Saturday 14 September 2019

Immunotherapy



How Immunotherapy Is Making an Impact in Ovarian Cancer

In Australia 5 women in 1000 will develop advanced ovarian cancer by the age of 60. Progression free survival is improving, but overall survival is unchanged for the last 20 years. A need for alternate therapy has led to much clinical research. Immunotherapy is promoted as a great prospect for change.  Recently Dmitriy Zamarin, M.D. from Sloane Kettering spoke about various approaches: -

Check point inhibition; cancer develops when normal mutated cell death is prevented. Inhibition of this is good therapy in other cancers such as Keytruda for melanoma. Clinical trials have failed to show any benefit for ovarian cancer. 
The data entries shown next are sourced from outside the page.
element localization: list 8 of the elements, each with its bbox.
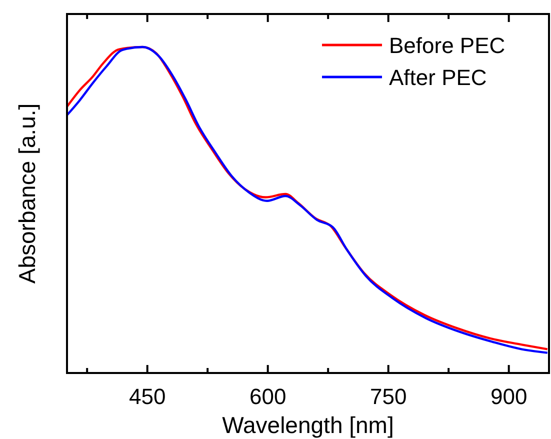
y-axis-title: Absorbance [a.u.] bbox=[14, 103, 40, 284]
legend-label: Before PEC bbox=[389, 33, 506, 58]
x-tick-label: 900 bbox=[490, 384, 528, 409]
legend-label: After PEC bbox=[389, 65, 487, 90]
x-tick-label: 450 bbox=[128, 384, 166, 409]
x-tick-label: 750 bbox=[370, 384, 407, 409]
x-tick-label: 600 bbox=[249, 384, 286, 409]
x-axis-title: Wavelength [nm] bbox=[222, 412, 394, 438]
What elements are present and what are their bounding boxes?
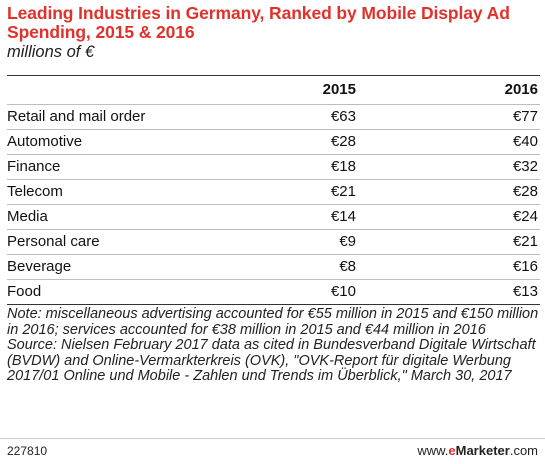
chart-footer: 227810 www.eMarketer.com [0, 438, 545, 464]
brand-main: Marketer [455, 443, 510, 458]
value-2015: €63 [176, 104, 358, 130]
value-2016: €32 [358, 154, 540, 180]
value-2016: €40 [358, 129, 540, 155]
brand-suffix: .com [509, 443, 538, 458]
value-2016: €77 [358, 104, 540, 130]
table-row: Media €14 €24 [7, 204, 540, 230]
brand-prefix: www. [417, 443, 449, 458]
value-2015: €10 [176, 279, 358, 305]
value-2015: €14 [176, 204, 358, 230]
brand-e: e [448, 443, 456, 458]
row-label: Food [7, 279, 176, 305]
table-row: Automotive €28 €40 [7, 129, 540, 155]
row-label: Beverage [7, 254, 176, 280]
row-label: Retail and mail order [7, 104, 176, 130]
value-2016: €28 [358, 179, 540, 205]
table-header-row: 2015 2016 [7, 76, 540, 105]
row-label: Automotive [7, 129, 176, 155]
value-2015: €21 [176, 179, 358, 205]
source-text: Source: Nielsen February 2017 data as ci… [7, 337, 536, 384]
value-2016: €24 [358, 204, 540, 230]
chart-id: 227810 [7, 444, 48, 458]
table-row: Retail and mail order €63 €77 [7, 104, 540, 130]
table-row: Personal care €9 €21 [7, 229, 540, 255]
note-text: Note: miscellaneous advertising accounte… [7, 306, 539, 338]
table-row: Food €10 €13 [7, 279, 540, 305]
value-2015: €9 [176, 229, 358, 255]
row-label: Media [7, 204, 176, 230]
value-2016: €21 [358, 229, 540, 255]
chart-notes: Note: miscellaneous advertising accounte… [7, 306, 540, 385]
value-2015: €28 [176, 129, 358, 155]
header-2016: 2016 [504, 81, 538, 98]
row-label: Telecom [7, 179, 176, 205]
data-table: 2015 2016 Retail and mail order €63 €77 … [7, 76, 540, 305]
value-2015: €8 [176, 254, 358, 280]
chart-title: Leading Industries in Germany, Ranked by… [7, 3, 510, 42]
brand-link[interactable]: www.eMarketer.com [417, 443, 538, 458]
value-2016: €16 [358, 254, 540, 280]
table-row: Finance €18 €32 [7, 154, 540, 180]
row-label: Finance [7, 154, 176, 180]
header-category [7, 76, 176, 105]
row-label: Personal care [7, 229, 176, 255]
table-row: Telecom €21 €28 [7, 179, 540, 205]
value-2016: €13 [358, 279, 540, 305]
table-row: Beverage €8 €16 [7, 254, 540, 280]
chart-container: Leading Industries in Germany, Ranked by… [7, 0, 540, 385]
data-table-wrapper: 2015 2016 Retail and mail order €63 €77 … [7, 75, 540, 305]
value-2015: €18 [176, 154, 358, 180]
header-2015: 2015 [322, 81, 356, 98]
chart-subtitle: millions of € [7, 43, 95, 61]
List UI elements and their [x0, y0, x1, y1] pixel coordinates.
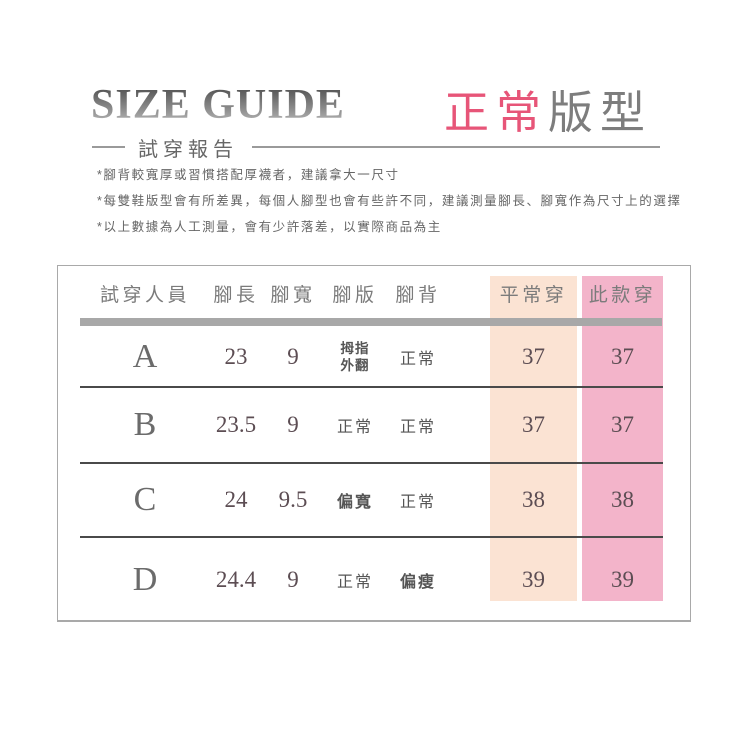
cell-instep: 正常: [399, 350, 436, 368]
table-row: C 24 9.5 偏寬 正常 38 38: [58, 463, 690, 538]
cell-foot-length: 23: [224, 343, 248, 369]
cell-foot-shape: 正常: [336, 419, 373, 436]
cell-foot-width: 9.5: [278, 487, 308, 512]
cell-usual-size: 37: [522, 343, 545, 369]
cell-tester: D: [132, 561, 158, 598]
cell-foot-width: 9: [287, 343, 299, 369]
cell-instep: 偏瘦: [399, 574, 436, 591]
cell-foot-length: 24.4: [215, 567, 257, 592]
col-header-tester: 試穿人員: [99, 284, 190, 306]
table-row: A 23 9 拇指 外翻 正常 37 37: [58, 326, 690, 388]
cell-this-size: 37: [611, 412, 634, 437]
cell-foot-shape: 偏寬: [336, 494, 373, 511]
cell-foot-length: 23.5: [215, 412, 257, 437]
subtitle-left-dash: [92, 146, 125, 148]
note-line: *以上數據為人工測量，會有少許落差，以實際商品為主: [97, 220, 442, 234]
col-header-foot-shape: 腳版: [332, 284, 378, 306]
title-underline: [252, 146, 660, 148]
cell-foot-width: 9: [287, 412, 299, 437]
col-header-this-size: 此款穿: [588, 284, 657, 306]
note-line: *每雙鞋版型會有所差異，每個人腳型也會有些許不同，建議測量腳長、腳寬作為尺寸上的…: [97, 194, 682, 208]
cell-foot-width: 9: [287, 567, 299, 592]
cell-this-size: 38: [611, 487, 634, 512]
cell-tester: B: [133, 406, 157, 443]
cell-tester: C: [133, 481, 157, 518]
fit-type-title: 正常版型: [444, 90, 652, 135]
cell-foot-length: 24: [224, 487, 248, 512]
cell-foot-shape: 正常: [336, 574, 373, 591]
col-header-usual-size: 平常穿: [499, 284, 568, 306]
cell-usual-size: 37: [522, 412, 545, 437]
size-table: 試穿人員 腳長 腳寬 腳版 腳背 平常穿 此款穿 A 23 9 拇指 外翻 正常…: [57, 265, 691, 622]
cell-foot-shape: 拇指 外翻: [340, 340, 370, 373]
notes-block: *腳背較寬厚或習慣搭配厚襪者，建議拿大一尺寸 *每雙鞋版型會有所差異，每個人腳型…: [97, 162, 682, 240]
col-header-foot-width: 腳寬: [270, 284, 316, 306]
cell-tester: A: [132, 337, 158, 375]
page-title: SIZE GUIDE: [91, 82, 345, 128]
fit-type-highlight: 正常: [444, 87, 549, 138]
subtitle: 試穿報告: [138, 139, 238, 161]
cell-instep: 正常: [399, 494, 436, 511]
this-style-column-highlight: [582, 276, 663, 601]
cell-usual-size: 39: [522, 567, 545, 592]
cell-this-size: 37: [611, 343, 634, 369]
usual-wear-column-highlight: [490, 276, 577, 601]
col-header-instep: 腳背: [395, 284, 441, 306]
cell-instep: 正常: [399, 419, 436, 436]
table-header-row: 試穿人員 腳長 腳寬 腳版 腳背 平常穿 此款穿: [58, 266, 690, 326]
note-line: *腳背較寬厚或習慣搭配厚襪者，建議拿大一尺寸: [97, 168, 400, 182]
cell-usual-size: 38: [522, 487, 545, 512]
table-row: D 24.4 9 正常 偏瘦 39 39: [58, 537, 690, 623]
col-header-foot-length: 腳長: [213, 284, 259, 306]
header-divider-bar: [80, 318, 662, 326]
table-row: B 23.5 9 正常 正常 37 37: [58, 387, 690, 464]
cell-this-size: 39: [611, 567, 634, 592]
fit-type-rest: 版型: [548, 87, 653, 138]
Oncolytic virus therapy; vaccination with genetically modified adenovirus makes cancer cells vulnerable to killer T cells, these form in the patient’s thymus gland in response to disease. This is subject to clinical trial.

CAR T therapy; this process involves in vitro genetic modification of killer T cells. Although shown to be good for cancers of the blood, such as Kymriah for acute lymphoblastic leukaemia, no benefit is yet proved for solid tumours such as ovarian cancer. This too is subject to clinical trial.

It is early in a new field of research. What is clear is that each patient is different, the environment in which cancer exists is just as important as the tumour cell genetic type; targeted therapy is essential to change the current grim prospect.